La panique d'Emily s’évanouit et laissa place tout aussi rapidement au bonheur. Regarder son père bricoler était étrange dans sa familiarité. C'était comme s'il avait toujours été là. Cette vue la remplissait de joie.
« Tu es prêt pour le petit-déjeuner ? », demanda Emily.
Roy hocha de la tête et se leva. Pendant qu’ils descendaient ensemble, Emily frappa à la fenêtre du palier d’où elle pouvait apercevoir Daniel courir à travers le jardin. Il leva les yeux avec le bruit et Emily lui adressa un pouce vers le haut. Elle le regarda vaciller, soulagé.
Ils se rendirent dans la cuisine, où Chantelle mangeait encore son petit-déjeuner, inattentive aux événements.
« On dirait que tu organisé un festin », dit Roy en riant alors qu'il glissait sur un siège à côté de Chantelle.
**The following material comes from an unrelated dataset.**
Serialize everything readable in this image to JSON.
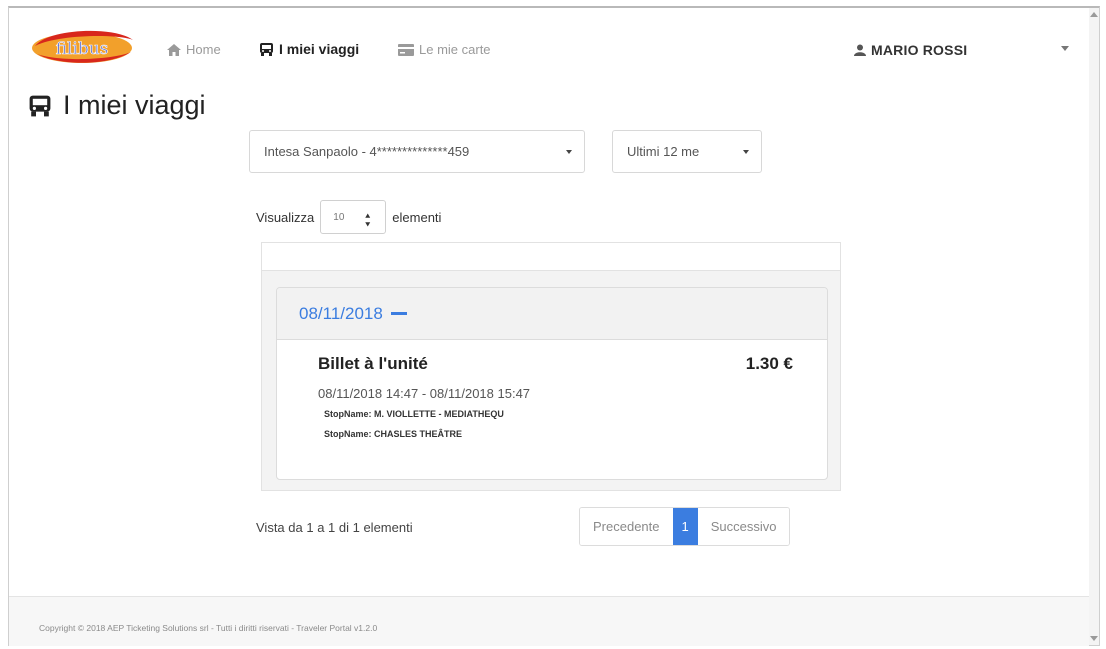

« Comment as-tu dormi Papa Roy ? », demanda Chantelle. Elle s'était endormie la veille pendant le nettoyage de sa chambre et ne le revoyait que maintenant.
Roy se versa un verre de jus de fruit. « Magnifiquement bien, merci ma chère. Le lit était tout aussi confortable que celui dans lequel je dormais quand c'était ma maison. »
En entendant ses paroles, Emily s'inquiéta soudain. La maison était toujours la sienne. Elle l’avait reprise en partant du principe qu'il était porté disparu et présumé mort, mais maintenant que ce n'était plus le cas, il avait légalement le droit de la lui reprendre.
Daniel entra pour se joindre au petit-déjeuner familial.
« Promenade matinale ? », lui demanda Roy alors qu'il prenait place.
Daniel attira sciemment le regard d’Emily. « Rien de tel que de l'air frais à la première heure », dit-il avec un soupçon de sarcasme dont Emily savait qu’il était pour son bénéfice.